Ricky Lee Nuthman:
Every time I read a thread like this, I am left wondering what the hell I hope to accomplish with this practice - or what is even possible to accomplish.
The funny thing is - not much. You basically cannot accomplish anything except the peace of mind. You can't "change your reality" as some people in spiritual circles like to say - you can only accept it, which is where the peace of mind comes from. "Changing your reality" amounts to the same thing that everyone else already has in their disposal - if you want a job, go get one; if you want friends, go make some.
But also, of course, compared to a state when you're fully immersed in dreaming, the peace of mind is percevied to be so profound, so surreal that it is no wonder it is often times described as a different reality altogether, or a supreme attainment or accomplishment. When I was living in the mind, the mind was my reality, I paid very little attention to anything else. But it's still not an accomplishment - it's the opposite. It comes from not needing to accomplish anything else to be content with oneself anymore.
So, authentic spiritual practice doesn't really help you accomplish anything - it helps you disillusion yourself from the notion that something must be accomplished in the first place. That something must change before you can be happy, peaceful, content, that there's something missing. Meditation can be described as a simple practice of doing nothing while paying keen attention to why doing nothing is so damn unsatisfactory hehehe.
That's pretty much all you can ever "accomplish". The rest are just spiritual experiences, states of consciousness, which come and go, certain shifts of perception that people attribute way too much value to, but those are always temporary, even though many people get stuck in those experiences and they can last years and years. But enlightenment is neither an experience nor is it a state of consciousness. It is simply peace.
And even this peace is not accomplished, it is not earned. It is what happens naturally, spontenously after being exposed to all your internal unrest, all your internal resistence, yearning, discontent, fear, anxiety, hatred, anger, drama, trauma etc. and having been exhausted of it all. That's what practice does. What's left is peace.

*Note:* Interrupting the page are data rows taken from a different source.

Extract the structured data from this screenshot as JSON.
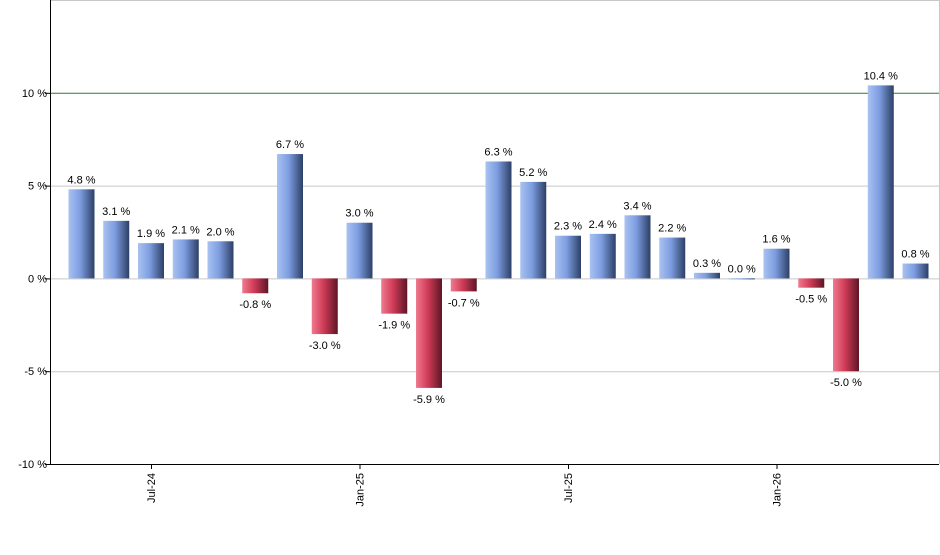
{
  "chart_data": {
    "type": "bar",
    "title": "",
    "xlabel": "",
    "ylabel": "",
    "ylim": [
      -10,
      15
    ],
    "y_ticks": [
      {
        "value": -10,
        "label": "-10 %"
      },
      {
        "value": -5,
        "label": "-5 %"
      },
      {
        "value": 0,
        "label": "0 %"
      },
      {
        "value": 5,
        "label": "5 %"
      },
      {
        "value": 10,
        "label": "10 %"
      }
    ],
    "x_ticks": [
      {
        "index": 2,
        "label": "Jul-24"
      },
      {
        "index": 8,
        "label": "Jan-25"
      },
      {
        "index": 14,
        "label": "Jul-25"
      },
      {
        "index": 20,
        "label": "Jan-26"
      }
    ],
    "reference_line": {
      "value": 10,
      "color": "#2e7d32"
    },
    "grid": true,
    "legend": "none",
    "colors": {
      "positive": "#7ea0e3",
      "negative": "#d64560"
    },
    "values": [
      4.8,
      3.1,
      1.9,
      2.1,
      2.0,
      -0.8,
      6.7,
      -3.0,
      3.0,
      -1.9,
      -5.9,
      -0.7,
      6.3,
      5.2,
      2.3,
      2.4,
      3.4,
      2.2,
      0.3,
      0.0,
      1.6,
      -0.5,
      -5.0,
      10.4,
      0.8
    ],
    "labels": [
      "4.8 %",
      "3.1 %",
      "1.9 %",
      "2.1 %",
      "2.0 %",
      "-0.8 %",
      "6.7 %",
      "-3.0 %",
      "3.0 %",
      "-1.9 %",
      "-5.9 %",
      "-0.7 %",
      "6.3 %",
      "5.2 %",
      "2.3 %",
      "2.4 %",
      "3.4 %",
      "2.2 %",
      "0.3 %",
      "0.0 %",
      "1.6 %",
      "-0.5 %",
      "-5.0 %",
      "10.4 %",
      "0.8 %"
    ]
  }
}
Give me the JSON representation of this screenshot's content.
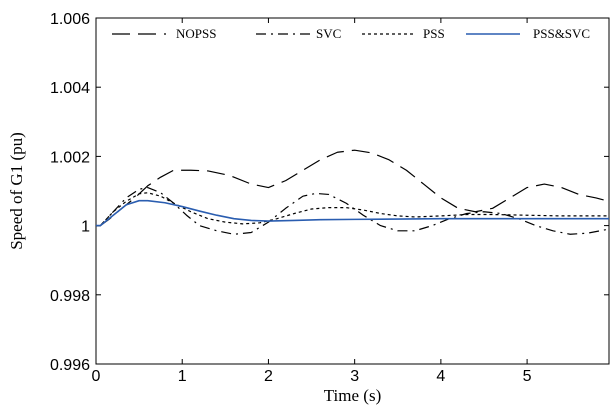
{
  "chart_data": {
    "type": "line",
    "title": "",
    "xlabel": "Time (s)",
    "ylabel": "Speed of G1 (pu)",
    "xlim": [
      0,
      5.95
    ],
    "ylim": [
      0.996,
      1.006
    ],
    "xticks": [
      0,
      1,
      2,
      3,
      4,
      5
    ],
    "xtick_labels": [
      "0",
      "1",
      "2",
      "3",
      "4",
      "5"
    ],
    "yticks": [
      0.996,
      0.998,
      1.0,
      1.002,
      1.004,
      1.006
    ],
    "ytick_labels": [
      "0.996",
      "0.998",
      "1",
      "1.002",
      "1.004",
      "1.006"
    ],
    "grid": false,
    "legend_position": "top",
    "series": [
      {
        "name": "NOPSS",
        "color": "#000000",
        "style": "longdash",
        "x": [
          0,
          0.05,
          0.15,
          0.3,
          0.45,
          0.6,
          0.75,
          0.9,
          1.1,
          1.3,
          1.55,
          1.8,
          2.0,
          2.2,
          2.4,
          2.6,
          2.8,
          3.0,
          3.2,
          3.4,
          3.6,
          3.8,
          4.0,
          4.2,
          4.4,
          4.6,
          4.8,
          5.0,
          5.2,
          5.4,
          5.6,
          5.8,
          5.95
        ],
        "y": [
          1.0,
          1.0,
          1.00018,
          1.0005,
          1.0008,
          1.00115,
          1.0014,
          1.0016,
          1.0016,
          1.00158,
          1.00145,
          1.0012,
          1.0011,
          1.0013,
          1.0016,
          1.0019,
          1.00212,
          1.00218,
          1.0021,
          1.0019,
          1.0016,
          1.0012,
          1.0008,
          1.0005,
          1.0004,
          1.0005,
          1.0008,
          1.0011,
          1.0012,
          1.0011,
          1.0009,
          1.0008,
          1.0007
        ]
      },
      {
        "name": "SVC",
        "color": "#000000",
        "style": "dashdot",
        "x": [
          0,
          0.05,
          0.2,
          0.35,
          0.5,
          0.6,
          0.75,
          0.9,
          1.05,
          1.2,
          1.4,
          1.6,
          1.8,
          2.0,
          2.2,
          2.4,
          2.55,
          2.7,
          2.9,
          3.1,
          3.3,
          3.5,
          3.7,
          3.9,
          4.1,
          4.3,
          4.5,
          4.7,
          4.9,
          5.1,
          5.3,
          5.5,
          5.7,
          5.95
        ],
        "y": [
          1.0,
          1.0,
          1.0004,
          1.0008,
          1.00105,
          1.0011,
          1.00095,
          1.00065,
          1.0003,
          1.0,
          0.99985,
          0.99975,
          0.9998,
          1.0001,
          1.0005,
          1.00085,
          1.00093,
          1.0009,
          1.00065,
          1.0003,
          1.0,
          0.99985,
          0.99985,
          1.0,
          1.0002,
          1.00035,
          1.0004,
          1.00035,
          1.0002,
          1.0,
          0.99985,
          0.99975,
          0.99978,
          0.9999
        ]
      },
      {
        "name": "PSS",
        "color": "#000000",
        "style": "dotted",
        "x": [
          0,
          0.05,
          0.2,
          0.35,
          0.5,
          0.6,
          0.75,
          0.9,
          1.1,
          1.3,
          1.5,
          1.7,
          1.9,
          2.1,
          2.3,
          2.5,
          2.7,
          2.9,
          3.1,
          3.3,
          3.5,
          3.7,
          4.0,
          4.3,
          4.6,
          5.0,
          5.4,
          5.95
        ],
        "y": [
          1.0,
          1.0,
          1.0004,
          1.0007,
          1.00092,
          1.00095,
          1.00085,
          1.00065,
          1.0004,
          1.0002,
          1.0001,
          1.00005,
          1.00008,
          1.0002,
          1.00035,
          1.00048,
          1.00052,
          1.00052,
          1.00045,
          1.00035,
          1.00028,
          1.00025,
          1.00028,
          1.00032,
          1.00032,
          1.0003,
          1.00028,
          1.00028
        ]
      },
      {
        "name": "PSS&SVC",
        "color": "#2a5db0",
        "style": "solid",
        "x": [
          0,
          0.05,
          0.2,
          0.35,
          0.5,
          0.6,
          0.8,
          1.0,
          1.2,
          1.4,
          1.6,
          1.8,
          2.0,
          2.3,
          2.6,
          3.0,
          3.5,
          4.0,
          4.5,
          5.0,
          5.5,
          5.95
        ],
        "y": [
          1.0,
          1.0,
          1.0003,
          1.0006,
          1.00072,
          1.00072,
          1.00066,
          1.00055,
          1.00042,
          1.0003,
          1.0002,
          1.00015,
          1.00013,
          1.00015,
          1.00017,
          1.00018,
          1.00019,
          1.0002,
          1.0002,
          1.0002,
          1.0002,
          1.0002
        ]
      }
    ]
  }
}
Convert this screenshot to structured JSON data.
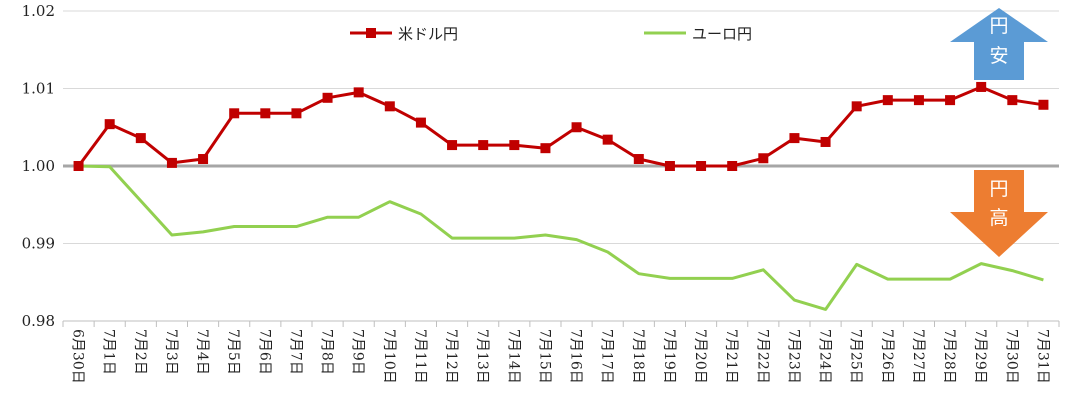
{
  "chart_data": {
    "type": "line",
    "title": "",
    "xlabel": "",
    "ylabel": "",
    "categories": [
      "6月30日",
      "7月1日",
      "7月2日",
      "7月3日",
      "7月4日",
      "7月5日",
      "7月6日",
      "7月7日",
      "7月8日",
      "7月9日",
      "7月10日",
      "7月11日",
      "7月12日",
      "7月13日",
      "7月14日",
      "7月15日",
      "7月16日",
      "7月17日",
      "7月18日",
      "7月19日",
      "7月20日",
      "7月21日",
      "7月22日",
      "7月23日",
      "7月24日",
      "7月25日",
      "7月26日",
      "7月27日",
      "7月28日",
      "7月29日",
      "7月30日",
      "7月31日"
    ],
    "ylim": [
      0.98,
      1.02
    ],
    "yticks": [
      "0.98",
      "0.99",
      "1.00",
      "1.01",
      "1.02"
    ],
    "reference_line": 1.0,
    "grid": "horizontal",
    "legend_position": "top",
    "series": [
      {
        "name": "米ドル円",
        "color": "#c00000",
        "marker": "square",
        "values": [
          1.0,
          1.0054,
          1.0036,
          1.0004,
          1.0009,
          1.0068,
          1.0068,
          1.0068,
          1.0088,
          1.0095,
          1.0077,
          1.0056,
          1.0027,
          1.0027,
          1.0027,
          1.0023,
          1.005,
          1.0034,
          1.0009,
          1.0,
          1.0,
          1.0,
          1.001,
          1.0036,
          1.0031,
          1.0077,
          1.0085,
          1.0085,
          1.0085,
          1.0102,
          1.0085,
          1.0079
        ]
      },
      {
        "name": "ユーロ円",
        "color": "#92d050",
        "marker": "none",
        "values": [
          1.0,
          0.9999,
          0.9955,
          0.9911,
          0.9915,
          0.9922,
          0.9922,
          0.9922,
          0.9934,
          0.9934,
          0.9954,
          0.9938,
          0.9907,
          0.9907,
          0.9907,
          0.9911,
          0.9905,
          0.9889,
          0.9861,
          0.9855,
          0.9855,
          0.9855,
          0.9866,
          0.9827,
          0.9815,
          0.9873,
          0.9854,
          0.9854,
          0.9854,
          0.9874,
          0.9865,
          0.9853
        ]
      }
    ],
    "annotations": [
      {
        "text": "円安",
        "direction": "up",
        "color": "#5b9bd5"
      },
      {
        "text": "円高",
        "direction": "down",
        "color": "#ed7d31"
      }
    ]
  }
}
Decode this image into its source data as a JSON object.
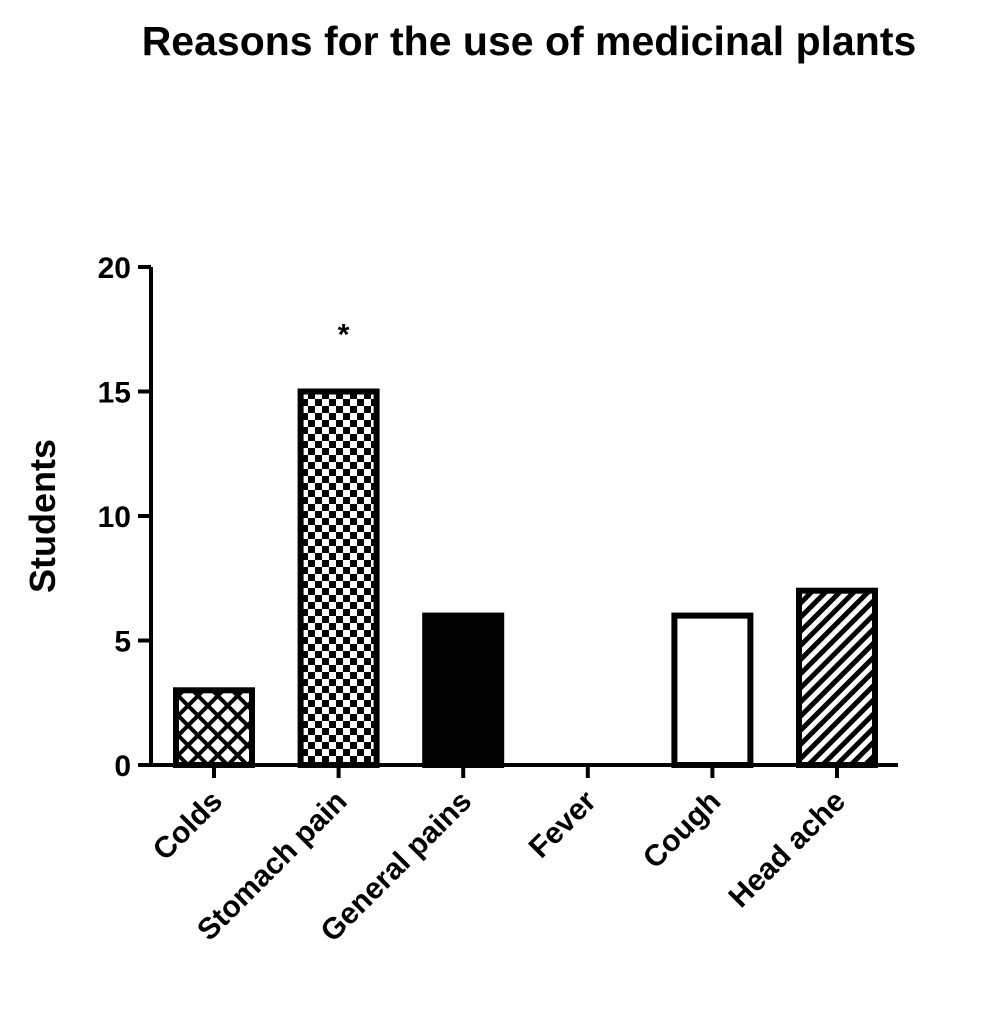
{
  "chart_data": {
    "type": "bar",
    "title": "Reasons for the use of medicinal plants",
    "xlabel": "",
    "ylabel": "Students",
    "ylim": [
      0,
      20
    ],
    "yticks": [
      "0",
      "5",
      "10",
      "15",
      "20"
    ],
    "grid": false,
    "categories": [
      "Colds",
      "Stomach pain",
      "General pains",
      "Fever",
      "Cough",
      "Head ache"
    ],
    "values": [
      3,
      15,
      6,
      0,
      6,
      7
    ],
    "fills": [
      "diamond-crosshatch",
      "checkerboard",
      "solid-black",
      "none",
      "white",
      "diagonal-stripes"
    ],
    "annotations": [
      {
        "category": "Stomach pain",
        "text": "*"
      }
    ]
  }
}
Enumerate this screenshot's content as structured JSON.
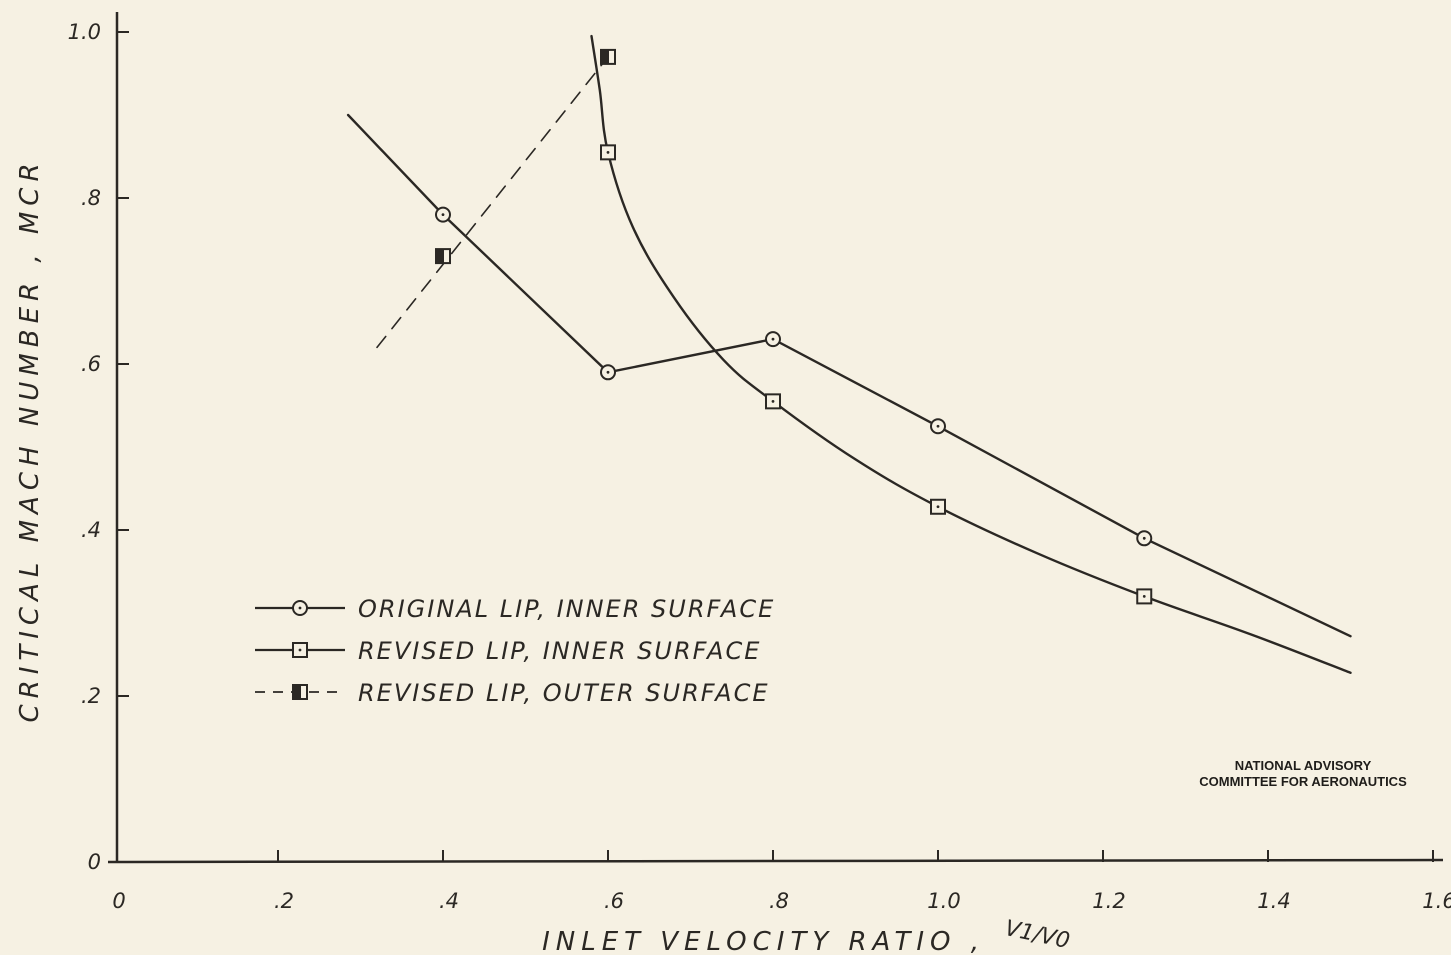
{
  "chart_data": {
    "type": "line",
    "xlabel": "INLET VELOCITY RATIO ,",
    "xlabel_symbol": "V1/V0",
    "ylabel": "CRITICAL MACH NUMBER , MCR",
    "xlim": [
      0,
      1.6
    ],
    "ylim": [
      0,
      1.0
    ],
    "x_ticks": [
      {
        "value": 0,
        "label": "0"
      },
      {
        "value": 0.2,
        "label": ".2"
      },
      {
        "value": 0.4,
        "label": ".4"
      },
      {
        "value": 0.6,
        "label": ".6"
      },
      {
        "value": 0.8,
        "label": ".8"
      },
      {
        "value": 1.0,
        "label": "1.0"
      },
      {
        "value": 1.2,
        "label": "1.2"
      },
      {
        "value": 1.4,
        "label": "1.4"
      },
      {
        "value": 1.6,
        "label": "1.6"
      }
    ],
    "y_ticks": [
      {
        "value": 0,
        "label": "0"
      },
      {
        "value": 0.2,
        "label": ".2"
      },
      {
        "value": 0.4,
        "label": ".4"
      },
      {
        "value": 0.6,
        "label": ".6"
      },
      {
        "value": 0.8,
        "label": ".8"
      },
      {
        "value": 1.0,
        "label": "1.0"
      }
    ],
    "grid": false,
    "legend_position": "lower-left",
    "series": [
      {
        "name": "ORIGINAL LIP, INNER SURFACE",
        "marker": "circle",
        "line_style": "solid",
        "points": [
          {
            "x": 0.4,
            "y": 0.78
          },
          {
            "x": 0.6,
            "y": 0.59
          },
          {
            "x": 0.8,
            "y": 0.63
          },
          {
            "x": 1.0,
            "y": 0.525
          },
          {
            "x": 1.25,
            "y": 0.39
          }
        ],
        "curve": [
          {
            "x": 0.285,
            "y": 0.9
          },
          {
            "x": 0.4,
            "y": 0.78
          },
          {
            "x": 0.6,
            "y": 0.59
          },
          {
            "x": 0.8,
            "y": 0.63
          },
          {
            "x": 1.0,
            "y": 0.525
          },
          {
            "x": 1.25,
            "y": 0.39
          },
          {
            "x": 1.5,
            "y": 0.272
          }
        ]
      },
      {
        "name": "REVISED LIP, INNER SURFACE",
        "marker": "square",
        "line_style": "solid",
        "points": [
          {
            "x": 0.6,
            "y": 0.855
          },
          {
            "x": 0.8,
            "y": 0.555
          },
          {
            "x": 1.0,
            "y": 0.428
          },
          {
            "x": 1.25,
            "y": 0.32
          }
        ],
        "curve": [
          {
            "x": 0.58,
            "y": 0.995
          },
          {
            "x": 0.59,
            "y": 0.93
          },
          {
            "x": 0.6,
            "y": 0.855
          },
          {
            "x": 0.63,
            "y": 0.765
          },
          {
            "x": 0.68,
            "y": 0.68
          },
          {
            "x": 0.74,
            "y": 0.605
          },
          {
            "x": 0.8,
            "y": 0.555
          },
          {
            "x": 0.9,
            "y": 0.485
          },
          {
            "x": 1.0,
            "y": 0.428
          },
          {
            "x": 1.12,
            "y": 0.372
          },
          {
            "x": 1.25,
            "y": 0.32
          },
          {
            "x": 1.38,
            "y": 0.274
          },
          {
            "x": 1.5,
            "y": 0.228
          }
        ]
      },
      {
        "name": "REVISED LIP, OUTER SURFACE",
        "marker": "half-filled-square",
        "line_style": "dashed",
        "points": [
          {
            "x": 0.4,
            "y": 0.73
          },
          {
            "x": 0.6,
            "y": 0.97
          }
        ],
        "curve": [
          {
            "x": 0.32,
            "y": 0.62
          },
          {
            "x": 0.6,
            "y": 0.97
          }
        ]
      }
    ]
  },
  "credit": {
    "line1": "NATIONAL ADVISORY",
    "line2": "COMMITTEE FOR AERONAUTICS"
  },
  "colors": {
    "paper": "#f6f1e3",
    "ink": "#2b2824"
  }
}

When you don't have to accomplish anything anymore, you are free to just live. There is no greater freedom than that. We all have it. We're just struggling with the unrest, with our desires to accomplish something to make our lives better, to make ourselves better, instead of looking inside of ourselves and realizing that we are already perfect, and our lives are perfect simply because they are the only lives we are given and there will never be anything else. And we are always looking for something else.